Yine bu kurama göre, insanlar veya toplumlar inandıkları şeylere karşı gelen konulara saldırma eğilimindedir. Bunu yaparken farklı metotlar dener. Örneğin, karşı görüş hiç var olmamış gibi davranır. Yani onu görmezlikten ve duymazlıktan gelir. Böylece uyumsuzlukla yüzleşmez ve bir nebze olsun kendini kandırmaya devam eder. Ancak bunu yaparken o kadar başarılıdır ki, bunun bir kandırma olduğunu fark etmez. Diğer bir yöntem ise, ne olursa olsun görüşlerini Ortodoksça savunmasıdır. Bunun için saldırgan bir tavır alır, karşıt görüşü sadece çürütmek istemez, onu yok etme arzusu da duyar. Çünkü bu ona göre kendisine yapılmış bir saldırıdır.

Bu kuramın kurucusu Leon Festinger’e göre, bireyler inançlarını korumak için, gelen karşı görüşleri sansür ederler. Sadece inandıkları değerleri seçerler ve onları korurlar. Eğer bu karşıt görüşler arasında seçme zorunluluğu varsa en iyisini değil, kendisiyle en uyumlusunu seçerler. Oysa değişimin gerçeklik kazanması için de paradigmanın değişmesi gerekecektir. Paradigma değiştirmek elbette kolay değildir. Çünkü değişiminin ima ettiği zihinsel sıçrama, daha önce sahip olunan kimi ezberleri bozma cesaretini gerektirir.   

***

Yapılan araştırmalar en büyük etkilenmenin ve erozyonun yeterli bilinç ve seçicilik düzeyine erişememiş insanlar üzerinde görüldüğünü söylese de aslında sadece bu gruplar değil, hepimiz bir şekilde bu değişimin içinde yer alıyoruz. Dinlediğimiz müzikten giydiğimiz kıyafete, okuduğumuz kitaptan gittiğimiz sinema filmine kadar her konuda belli bir yönlendirmenin (farkında olmasak bile) etkisindeyiz.

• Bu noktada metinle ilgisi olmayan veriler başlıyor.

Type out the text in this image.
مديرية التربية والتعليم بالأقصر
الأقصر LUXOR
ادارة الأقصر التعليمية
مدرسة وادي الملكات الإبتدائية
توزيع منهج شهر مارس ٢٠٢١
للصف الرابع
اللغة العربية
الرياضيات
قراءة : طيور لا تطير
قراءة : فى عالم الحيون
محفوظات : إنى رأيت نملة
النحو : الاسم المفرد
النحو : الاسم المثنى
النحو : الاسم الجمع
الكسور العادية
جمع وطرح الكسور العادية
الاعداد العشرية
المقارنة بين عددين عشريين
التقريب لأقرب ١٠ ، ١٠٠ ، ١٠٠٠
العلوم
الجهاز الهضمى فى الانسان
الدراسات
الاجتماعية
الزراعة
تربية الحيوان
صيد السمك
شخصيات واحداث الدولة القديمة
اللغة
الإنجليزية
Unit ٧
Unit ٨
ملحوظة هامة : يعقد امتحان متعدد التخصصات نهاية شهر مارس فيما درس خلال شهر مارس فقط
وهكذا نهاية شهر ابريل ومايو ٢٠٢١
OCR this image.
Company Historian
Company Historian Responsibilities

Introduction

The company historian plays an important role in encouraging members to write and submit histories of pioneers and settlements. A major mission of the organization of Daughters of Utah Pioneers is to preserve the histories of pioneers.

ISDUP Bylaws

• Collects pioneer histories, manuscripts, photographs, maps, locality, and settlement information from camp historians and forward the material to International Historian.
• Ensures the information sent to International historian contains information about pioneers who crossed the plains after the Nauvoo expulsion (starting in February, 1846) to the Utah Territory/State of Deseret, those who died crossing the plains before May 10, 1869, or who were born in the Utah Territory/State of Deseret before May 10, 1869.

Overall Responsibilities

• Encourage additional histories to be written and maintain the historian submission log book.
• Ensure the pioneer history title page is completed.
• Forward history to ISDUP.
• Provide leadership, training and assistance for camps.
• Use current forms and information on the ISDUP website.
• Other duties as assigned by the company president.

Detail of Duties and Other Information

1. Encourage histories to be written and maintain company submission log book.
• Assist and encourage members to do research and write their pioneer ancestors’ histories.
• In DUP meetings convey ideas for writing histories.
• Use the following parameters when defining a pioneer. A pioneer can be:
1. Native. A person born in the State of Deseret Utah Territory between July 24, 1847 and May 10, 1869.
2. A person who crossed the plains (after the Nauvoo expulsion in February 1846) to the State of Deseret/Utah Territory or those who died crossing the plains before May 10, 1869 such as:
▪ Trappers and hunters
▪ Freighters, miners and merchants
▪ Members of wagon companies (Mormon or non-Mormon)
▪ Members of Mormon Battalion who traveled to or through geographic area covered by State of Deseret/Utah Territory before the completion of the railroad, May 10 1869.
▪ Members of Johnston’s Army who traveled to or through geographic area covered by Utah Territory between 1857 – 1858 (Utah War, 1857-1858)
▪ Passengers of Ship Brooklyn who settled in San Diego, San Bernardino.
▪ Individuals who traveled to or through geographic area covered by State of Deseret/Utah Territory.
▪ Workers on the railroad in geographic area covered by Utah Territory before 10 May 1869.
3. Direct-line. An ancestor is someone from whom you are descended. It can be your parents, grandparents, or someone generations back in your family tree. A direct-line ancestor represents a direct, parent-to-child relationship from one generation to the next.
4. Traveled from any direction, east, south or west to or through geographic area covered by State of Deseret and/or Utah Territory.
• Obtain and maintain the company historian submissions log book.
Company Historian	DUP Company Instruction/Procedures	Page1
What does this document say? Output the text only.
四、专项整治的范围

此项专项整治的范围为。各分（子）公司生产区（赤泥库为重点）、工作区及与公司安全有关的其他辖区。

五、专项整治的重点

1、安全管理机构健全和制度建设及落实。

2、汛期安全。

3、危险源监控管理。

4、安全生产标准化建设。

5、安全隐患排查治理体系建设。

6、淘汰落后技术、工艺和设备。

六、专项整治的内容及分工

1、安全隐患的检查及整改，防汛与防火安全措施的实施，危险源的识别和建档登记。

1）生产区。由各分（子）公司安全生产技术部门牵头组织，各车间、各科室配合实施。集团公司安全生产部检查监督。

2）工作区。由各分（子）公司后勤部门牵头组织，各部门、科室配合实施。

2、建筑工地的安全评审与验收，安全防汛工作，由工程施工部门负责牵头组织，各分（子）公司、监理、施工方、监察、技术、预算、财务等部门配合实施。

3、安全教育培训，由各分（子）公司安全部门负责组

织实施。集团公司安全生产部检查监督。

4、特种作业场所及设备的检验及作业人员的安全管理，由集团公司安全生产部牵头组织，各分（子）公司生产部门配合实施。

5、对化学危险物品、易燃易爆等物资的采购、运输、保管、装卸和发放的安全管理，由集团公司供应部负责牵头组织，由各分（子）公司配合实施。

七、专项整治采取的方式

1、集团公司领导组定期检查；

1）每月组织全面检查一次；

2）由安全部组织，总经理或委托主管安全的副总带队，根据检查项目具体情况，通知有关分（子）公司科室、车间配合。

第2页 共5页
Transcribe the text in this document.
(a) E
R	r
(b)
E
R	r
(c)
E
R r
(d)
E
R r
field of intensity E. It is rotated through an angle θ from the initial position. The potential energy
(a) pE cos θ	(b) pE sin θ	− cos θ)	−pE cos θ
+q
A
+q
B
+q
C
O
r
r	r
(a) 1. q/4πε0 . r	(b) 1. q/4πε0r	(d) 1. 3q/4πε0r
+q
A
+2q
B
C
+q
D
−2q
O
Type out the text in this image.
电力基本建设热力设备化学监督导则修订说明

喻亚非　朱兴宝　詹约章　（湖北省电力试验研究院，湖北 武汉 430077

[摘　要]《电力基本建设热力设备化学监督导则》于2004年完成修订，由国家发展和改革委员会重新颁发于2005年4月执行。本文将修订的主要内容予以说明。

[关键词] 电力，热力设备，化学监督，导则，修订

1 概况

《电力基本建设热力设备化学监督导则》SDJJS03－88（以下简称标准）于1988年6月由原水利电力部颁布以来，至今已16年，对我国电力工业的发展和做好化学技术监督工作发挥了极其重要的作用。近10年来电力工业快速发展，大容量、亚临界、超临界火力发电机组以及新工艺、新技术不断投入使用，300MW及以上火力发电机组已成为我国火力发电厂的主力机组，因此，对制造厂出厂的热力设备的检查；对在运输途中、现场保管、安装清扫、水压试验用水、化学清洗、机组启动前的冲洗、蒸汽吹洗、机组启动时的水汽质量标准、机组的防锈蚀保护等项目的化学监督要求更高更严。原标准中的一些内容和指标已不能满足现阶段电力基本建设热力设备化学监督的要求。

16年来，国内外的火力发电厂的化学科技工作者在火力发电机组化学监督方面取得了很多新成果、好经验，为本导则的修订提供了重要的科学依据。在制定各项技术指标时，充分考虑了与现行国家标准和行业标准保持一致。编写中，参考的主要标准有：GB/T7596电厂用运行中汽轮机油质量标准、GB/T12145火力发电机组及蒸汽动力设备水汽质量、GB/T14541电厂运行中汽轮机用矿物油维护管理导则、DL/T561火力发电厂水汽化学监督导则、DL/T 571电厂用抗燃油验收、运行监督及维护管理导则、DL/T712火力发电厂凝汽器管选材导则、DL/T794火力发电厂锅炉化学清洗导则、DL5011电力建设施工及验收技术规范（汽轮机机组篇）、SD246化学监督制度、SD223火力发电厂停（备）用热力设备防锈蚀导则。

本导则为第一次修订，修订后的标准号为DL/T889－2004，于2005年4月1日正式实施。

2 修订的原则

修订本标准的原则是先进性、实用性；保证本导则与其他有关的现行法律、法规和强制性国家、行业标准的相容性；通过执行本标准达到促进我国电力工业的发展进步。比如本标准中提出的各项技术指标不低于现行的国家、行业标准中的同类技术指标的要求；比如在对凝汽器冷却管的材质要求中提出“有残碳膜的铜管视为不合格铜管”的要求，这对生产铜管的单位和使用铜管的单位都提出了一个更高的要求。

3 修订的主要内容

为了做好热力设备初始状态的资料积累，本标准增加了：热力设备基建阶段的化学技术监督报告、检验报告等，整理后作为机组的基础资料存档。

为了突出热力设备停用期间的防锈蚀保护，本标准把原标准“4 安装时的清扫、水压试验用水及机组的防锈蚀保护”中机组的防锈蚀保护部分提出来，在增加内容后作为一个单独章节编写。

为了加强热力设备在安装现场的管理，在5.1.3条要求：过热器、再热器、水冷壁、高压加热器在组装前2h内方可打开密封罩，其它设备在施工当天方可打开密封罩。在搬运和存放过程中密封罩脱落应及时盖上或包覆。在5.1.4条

Hakkaniyet dediğimiz şey biraz da hayatın sağlamasını yapma cesareti ve erdemidir. Yüzleştirebilmektir, araştırıp hakikatleri ortaya dökebilmektir. Yüzleştirip doğruyu bilebilmektir. Yüzleşmeyen hayatın kibri, pervasızlığı, acımasızlığı ve bencilliği ortadadır. Yüzleşmek hayatın kendi doğal akışını bulmasının bir yoludur. Bu yüzden adaletin terazisinde yüzleştirmeli hayatları.